Even if you have only continuous endpoints, you might have very, very different variability. Just to explain that in a very simple way, imagine you have just two variables. And so you’re two continuous variables. And so if you think about clusters, you basically think about a scatterplot with these two variables.
and you think about, okay, where are, you know, really these kind of clusters of patients, where are the dots in your scatterplot, where do they come together? And imagine you have the scatterplot set is just, you know, one centimeter high and, you know, very, very wide, yeah? Then
pretty much everything will be just determined by the difference on the x-axis and not the y-axis. So if you want to identify similarity, you need to somehow standardize your variables. So that you have very, very similar variability across the different things.
of consent also depends a little bit on which metric you use to define similarity. At least, you know, make sure that there’s not a huge kind of difference in terms of variability across the different characteristics you’re basing your cluster analysis upon. The next topic is if you have
categorical variables. So basically 01 variables or ABC or blue, green and yellow. You can use dummy variables here and use the typical what’s called reference coding to define your dummy variables. So if you have, let’s say, outcomes blue, yellow and green.

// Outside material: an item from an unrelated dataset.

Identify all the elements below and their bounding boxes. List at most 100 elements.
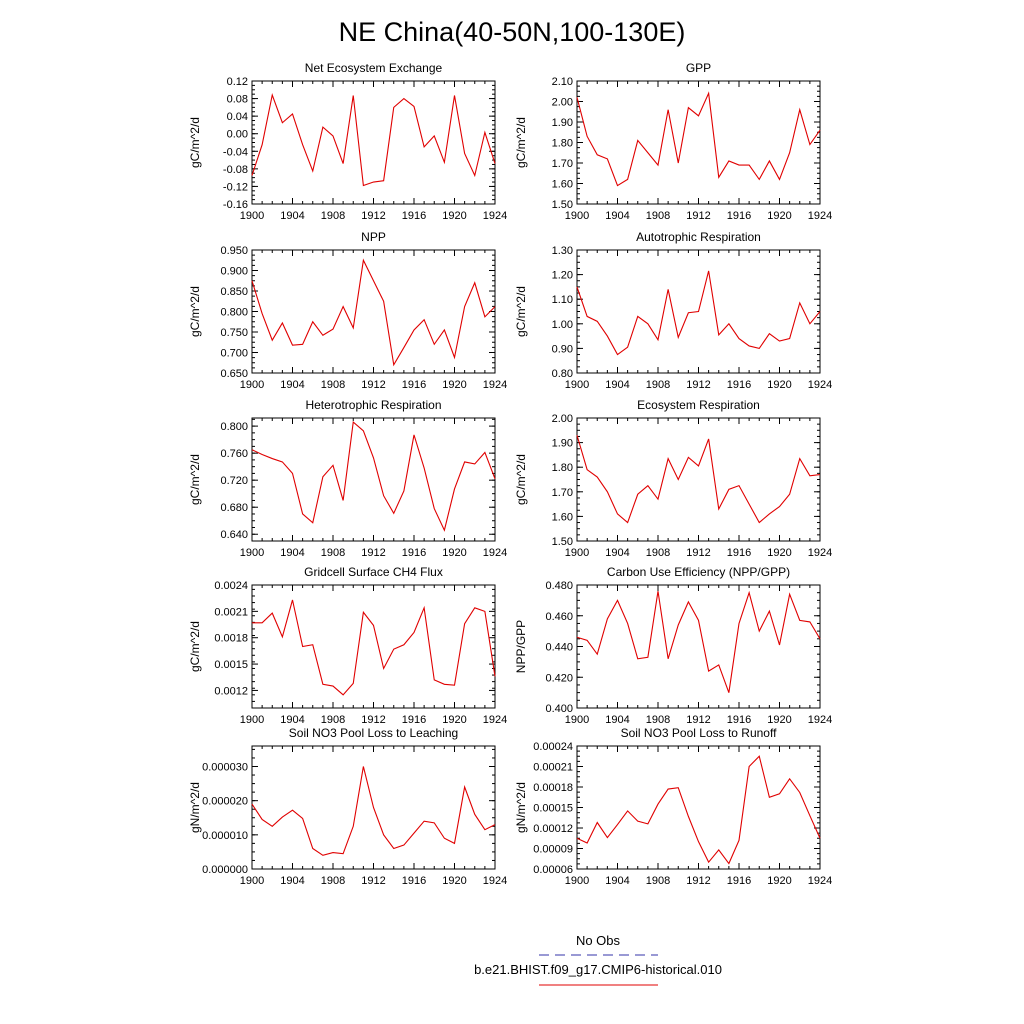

then you have instead of one variable that says blue, yellow, or green, you have two variables that says it’s blue or not, it’s green or not, and if both are not then of course it’s yellow. So that way you have instead of one variable you have two variables and you have says
can use your algorithm here again. Another interesting thing is weighting variables. As you have seen with the example of scatterplot, those variables that has a big variance get a lot of weight. Now you can also think about, do you wanna…
weight your variables. Do you want to give certain variables more variability? So that can for example happen if you have, let’s say you have a questionnaire and in this questionnaire you have three questions that more or less go about the same thing and for something else you have just one question. Maybe then you want to down weight.
you know, it’s the things that are about just these three questions, because that all goes for the same concept. And if you have three answers, the other one you have just one, that basically gets three times the weight. And also, maybe measure more or less the same thing. So have a look into these kind of things as well. Are there certain features that you want to give more weight?
to define your clusters. So that was quite a lot of discussion about clusters. And I think it’s more of an intro episode. There will be more things that are coming about clusters. And yeah, look out for more about this, because it’s pretty nice and interesting area.
of unsupervised learning. That would be exciting. Polo, what’s your key takeaway for all our listeners? I think that it’s important to start from the basics and trying to build on the basic understanding of your data and doing this kind of model.
models in, I mean, with clear purpose in mind, with a clear purpose in mind. And then you can explore many, many ways to do it. We will see in the future. There are a lot of algorithms, but it’s important to, I mean, start with your why and
being curious about data. Yeah, yeah, completely agree. And when I first did it, I tried lots of lots of different things. Just because, you know, the first approach didn’t make any sense. So don’t don’t be discouraged if you try these kind of things and don’t directly give any reasonable results.
As we said at the beginning, the devil is in the details. Thanks so much, Paulo. Thanks. Bye.